Um chefe que grita justiça
Este não foi um evento isolado. Oh não! Em junho de 2023, naquele mesmo local onde as famílias costumam desfrutar do ar livre, outra alma inocente sofreu destino semelhante. A deputada Yussara Canales, uma guerreira incansável do Partido Verde, ergueu a voz como um clarim de batalha diante do Congresso de Jalisco. Com documentos em mãos e fogo nas palavras, apresentou uma iniciativa que obriga o prefeito Luis Ernesto Mungía a mobilizar a Diretoria de Segurança Cidadã. As demandas? Vigilância reforçada, rondas preventivas e, acima de tudo, um plano de ação com a Secretaria de Igualdade Substantiva para erradicar a violência sexual que se esconde como uma sombra nos espaços públicos.

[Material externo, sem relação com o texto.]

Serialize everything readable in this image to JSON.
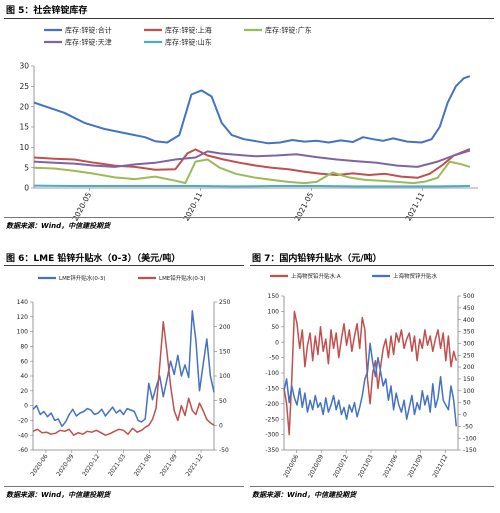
{
  "figures": {
    "fig5_title": "图 5：社会锌锭库存",
    "fig6_title": "图 6：LME 铅锌升贴水（0-3）（美元/吨）",
    "fig7_title": "图 7：国内铅锌升贴水（元/吨）",
    "source_text": "数据来源：Wind，中信建投期货"
  },
  "colors": {
    "blue": "#4472C4",
    "red": "#C0504D",
    "green": "#9BBB59",
    "purple": "#8064A2",
    "cyan": "#4BACC6",
    "axis": "#7f7f7f"
  },
  "chart_data": [
    {
      "id": "fig5",
      "type": "line",
      "title": "图 5：社会锌锭库存",
      "x_tick_labels": [
        "2020-05",
        "2020-11",
        "2021-05",
        "2021-11"
      ],
      "x_range": [
        0,
        22
      ],
      "ylim": [
        0,
        30
      ],
      "y_ticks": [
        0,
        5,
        10,
        15,
        20,
        25,
        30
      ],
      "legend_position": "top",
      "series": [
        {
          "name": "库存:锌锭:合计",
          "color": "#4472C4",
          "x": [
            0,
            0.6,
            1.5,
            2.5,
            3.5,
            4.5,
            5.5,
            6,
            6.6,
            7.2,
            7.8,
            8.3,
            8.8,
            9.3,
            9.8,
            10.4,
            11,
            11.6,
            12.2,
            12.8,
            13.4,
            14,
            14.6,
            15.2,
            15.8,
            16.3,
            16.8,
            17.3,
            17.8,
            18.5,
            19.2,
            19.7,
            20.1,
            20.5,
            20.9,
            21.3,
            21.6
          ],
          "values": [
            21,
            20,
            18.5,
            16,
            14.5,
            13.5,
            12.5,
            11.5,
            11.2,
            13,
            23,
            24,
            22.5,
            16,
            13,
            12,
            11.5,
            11,
            11.2,
            11.8,
            11.4,
            11.6,
            11.2,
            11.7,
            11.3,
            12.5,
            12,
            11.6,
            12.2,
            11.4,
            11.2,
            12,
            15,
            21,
            25,
            27,
            27.5
          ]
        },
        {
          "name": "库存:锌锭:上海",
          "color": "#C0504D",
          "x": [
            0,
            1,
            2,
            3,
            4,
            5,
            6,
            7,
            7.6,
            8,
            8.6,
            9.4,
            10.2,
            11,
            11.8,
            12.6,
            13.4,
            14.2,
            15,
            15.8,
            16.6,
            17.4,
            18.2,
            19,
            19.6,
            20.2,
            20.8,
            21.6
          ],
          "values": [
            7.5,
            7.2,
            7,
            6.2,
            5.5,
            5.2,
            4.5,
            4.6,
            8.5,
            9.5,
            8,
            7,
            6.2,
            5.5,
            5,
            4.6,
            4,
            3.5,
            3.2,
            3.6,
            3.2,
            3.5,
            2.8,
            2.5,
            3.5,
            5.5,
            8,
            9.6
          ]
        },
        {
          "name": "库存:锌锭:广东",
          "color": "#9BBB59",
          "x": [
            0,
            1,
            2,
            3,
            4,
            5,
            6,
            7,
            7.5,
            8,
            8.6,
            9.2,
            10,
            11,
            11.8,
            12.6,
            13.4,
            14,
            14.8,
            15.6,
            16.4,
            17.2,
            18,
            18.8,
            19.4,
            20,
            20.6,
            21.2,
            21.6
          ],
          "values": [
            5,
            4.8,
            4.2,
            3.5,
            2.6,
            2.2,
            2.8,
            1.8,
            1.2,
            6.5,
            7,
            5,
            3.5,
            2.5,
            2,
            1.5,
            1.2,
            1.5,
            3.8,
            2.6,
            2,
            1.8,
            1.5,
            1.2,
            1.6,
            2.5,
            6.5,
            5.8,
            5.2
          ]
        },
        {
          "name": "库存:锌锭:天津",
          "color": "#8064A2",
          "x": [
            0,
            1,
            2,
            3,
            4,
            5,
            6,
            7,
            8,
            8.6,
            9.2,
            10,
            11,
            12,
            13,
            14,
            15,
            16,
            17,
            18,
            19,
            20,
            20.8,
            21.6
          ],
          "values": [
            6.5,
            6.2,
            6,
            5.5,
            5.2,
            5.8,
            6.2,
            7,
            7.5,
            9,
            8.5,
            8.2,
            7.8,
            8,
            8.3,
            7.6,
            7,
            6.6,
            6.2,
            5.5,
            5.2,
            6.5,
            8,
            9.2
          ]
        },
        {
          "name": "库存:锌锭:山东",
          "color": "#4BACC6",
          "x": [
            0,
            2,
            4,
            6,
            8,
            10,
            12,
            14,
            16,
            18,
            20,
            21.6
          ],
          "values": [
            0.6,
            0.5,
            0.5,
            0.5,
            0.5,
            0.4,
            0.5,
            0.5,
            0.4,
            0.4,
            0.4,
            0.5
          ]
        }
      ]
    },
    {
      "id": "fig6",
      "type": "line",
      "title": "图 6：LME 铅锌升贴水（0-3）（美元/吨）",
      "x_tick_labels": [
        "2020-06",
        "2020-09",
        "2020-12",
        "2021-03",
        "2021-06",
        "2021-09",
        "2021-12"
      ],
      "x_range": [
        0,
        20
      ],
      "ylim_left": [
        -60,
        140
      ],
      "y_ticks_left": [
        -60,
        -40,
        -20,
        0,
        20,
        40,
        60,
        80,
        100,
        120,
        140
      ],
      "ylim_right": [
        -50,
        250
      ],
      "y_ticks_right": [
        -50,
        0,
        50,
        100,
        150,
        200,
        250
      ],
      "legend_position": "top",
      "series": [
        {
          "name": "LME锌升贴水(0-3)",
          "color": "#4472C4",
          "axis": "left",
          "x": [
            0,
            0.4,
            0.8,
            1.2,
            1.6,
            2,
            2.4,
            2.8,
            3.2,
            3.6,
            4,
            4.4,
            4.8,
            5.2,
            5.6,
            6,
            6.4,
            6.8,
            7.2,
            7.6,
            8,
            8.4,
            8.8,
            9.2,
            9.6,
            10,
            10.4,
            10.8,
            11.2,
            11.6,
            12,
            12.4,
            12.8,
            13.2,
            13.6,
            14,
            14.4,
            14.8,
            15.2,
            15.6,
            16,
            16.4,
            16.8,
            17.2,
            17.6,
            18,
            18.4,
            18.8,
            19.2,
            19.6,
            20
          ],
          "values": [
            -5,
            0,
            -12,
            -8,
            -15,
            -10,
            -20,
            -18,
            -28,
            -22,
            -12,
            -5,
            -14,
            -10,
            -8,
            -4,
            -6,
            -12,
            -10,
            -5,
            -14,
            -8,
            -2,
            -10,
            -6,
            -12,
            -4,
            -6,
            -8,
            -20,
            -22,
            -18,
            30,
            8,
            25,
            40,
            12,
            35,
            60,
            42,
            68,
            40,
            55,
            38,
            128,
            88,
            20,
            55,
            90,
            40,
            18
          ]
        },
        {
          "name": "LME铅升贴水(0-3)",
          "color": "#C0504D",
          "axis": "right",
          "x": [
            0,
            0.5,
            1,
            1.5,
            2,
            2.5,
            3,
            3.5,
            4,
            4.5,
            5,
            5.5,
            6,
            6.5,
            7,
            7.5,
            8,
            8.5,
            9,
            9.5,
            10,
            10.5,
            11,
            11.5,
            12,
            12.4,
            12.8,
            13.2,
            13.6,
            14,
            14.4,
            14.8,
            15.2,
            15.6,
            16,
            16.4,
            16.8,
            17.2,
            17.6,
            18,
            18.4,
            18.8,
            19.2,
            19.6,
            20
          ],
          "values": [
            -12,
            -8,
            -15,
            -14,
            -18,
            -16,
            -10,
            -12,
            -8,
            -20,
            -15,
            -18,
            -12,
            -14,
            -10,
            -15,
            -20,
            -17,
            -12,
            -8,
            -10,
            -18,
            -6,
            -14,
            -10,
            -4,
            0,
            12,
            35,
            120,
            210,
            150,
            80,
            30,
            10,
            40,
            20,
            55,
            30,
            22,
            45,
            30,
            12,
            5,
            0
          ]
        }
      ]
    },
    {
      "id": "fig7",
      "type": "line",
      "title": "图 7：国内铅锌升贴水（元/吨）",
      "x_tick_labels": [
        "2020/06",
        "2020/09",
        "2020/12",
        "2021/03",
        "2021/06",
        "2021/09",
        "2021/12"
      ],
      "x_range": [
        0,
        20
      ],
      "ylim_left": [
        -350,
        150
      ],
      "y_ticks_left": [
        -350,
        -300,
        -250,
        -200,
        -150,
        -100,
        -50,
        0,
        50,
        100,
        150
      ],
      "ylim_right": [
        -150,
        500
      ],
      "y_ticks_right": [
        -150,
        -100,
        -50,
        0,
        50,
        100,
        150,
        200,
        250,
        300,
        350,
        400,
        450,
        500
      ],
      "legend_position": "top",
      "series": [
        {
          "name": "上海物贸铅升贴水:A",
          "color": "#C0504D",
          "axis": "left",
          "x": [
            0,
            0.3,
            0.6,
            0.9,
            1.2,
            1.5,
            1.8,
            2.1,
            2.4,
            2.7,
            3,
            3.3,
            3.6,
            3.9,
            4.2,
            4.5,
            4.8,
            5.1,
            5.4,
            5.7,
            6,
            6.3,
            6.6,
            6.9,
            7.2,
            7.5,
            7.8,
            8.1,
            8.4,
            8.7,
            9,
            9.3,
            9.6,
            9.9,
            10.2,
            10.5,
            10.8,
            11.1,
            11.4,
            11.7,
            12,
            12.3,
            12.6,
            12.9,
            13.2,
            13.5,
            13.8,
            14.1,
            14.4,
            14.7,
            15,
            15.3,
            15.6,
            15.9,
            16.2,
            16.5,
            16.8,
            17.1,
            17.4,
            17.7,
            18,
            18.3,
            18.6,
            18.9,
            19.2,
            19.5,
            19.8
          ],
          "values": [
            -150,
            -200,
            -300,
            -120,
            100,
            60,
            -20,
            40,
            -80,
            -10,
            30,
            -60,
            20,
            -40,
            50,
            -30,
            10,
            -70,
            40,
            -20,
            30,
            -50,
            10,
            60,
            -10,
            40,
            -30,
            20,
            60,
            -20,
            80,
            40,
            -120,
            -200,
            -100,
            -60,
            -150,
            -80,
            -20,
            10,
            -50,
            20,
            -40,
            30,
            0,
            40,
            -20,
            10,
            30,
            -30,
            20,
            -60,
            10,
            -20,
            40,
            -10,
            20,
            -30,
            10,
            40,
            -20,
            30,
            -60,
            20,
            -80,
            -30,
            -60
          ]
        },
        {
          "name": "上海物贸锌升贴水",
          "color": "#4472C4",
          "axis": "right",
          "x": [
            0,
            0.3,
            0.6,
            0.9,
            1.2,
            1.5,
            1.8,
            2.1,
            2.4,
            2.7,
            3,
            3.3,
            3.6,
            3.9,
            4.2,
            4.5,
            4.8,
            5.1,
            5.4,
            5.7,
            6,
            6.3,
            6.6,
            6.9,
            7.2,
            7.5,
            7.8,
            8.1,
            8.4,
            8.7,
            9,
            9.3,
            9.6,
            9.9,
            10.2,
            10.5,
            10.8,
            11.1,
            11.4,
            11.7,
            12,
            12.3,
            12.6,
            12.9,
            13.2,
            13.5,
            13.8,
            14.1,
            14.4,
            14.7,
            15,
            15.3,
            15.6,
            15.9,
            16.2,
            16.5,
            16.8,
            17.1,
            17.4,
            17.7,
            18,
            18.3,
            18.6,
            18.9,
            19.2,
            19.5,
            19.8
          ],
          "values": [
            100,
            150,
            50,
            120,
            70,
            40,
            110,
            30,
            90,
            10,
            60,
            20,
            80,
            30,
            50,
            0,
            70,
            10,
            40,
            80,
            20,
            60,
            0,
            30,
            -20,
            40,
            10,
            50,
            -10,
            30,
            80,
            150,
            180,
            300,
            220,
            160,
            240,
            180,
            120,
            150,
            60,
            120,
            20,
            90,
            40,
            10,
            60,
            -20,
            30,
            80,
            0,
            50,
            20,
            100,
            40,
            80,
            10,
            130,
            30,
            70,
            160,
            60,
            40,
            20,
            120,
            60,
            -50
          ]
        }
      ]
    }
  ]
}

“Não podemos permitir que nossos parques se tornem campos de batalha para mulheres”, declarou Canales com a solenidade de quem defende um juramento sagrado. A proposta inclui demandas diretas ao Centro de Justiça da Mulher: apoio jurídico, terapias reconstrutivas da alma e laudos periciais que sirvam de escudo contra a impunidade.
Enquanto isso, nas ruas do Fluvial Vallarta, o eco dos passos noturnos já não soa o mesmo. Cada sussurro do vento por entre as árvores parece perguntar: Quem será o próximo? Quantos mais terão de enfrentar o horror antes que as autoridades ajam com a urgência que este inferno exige?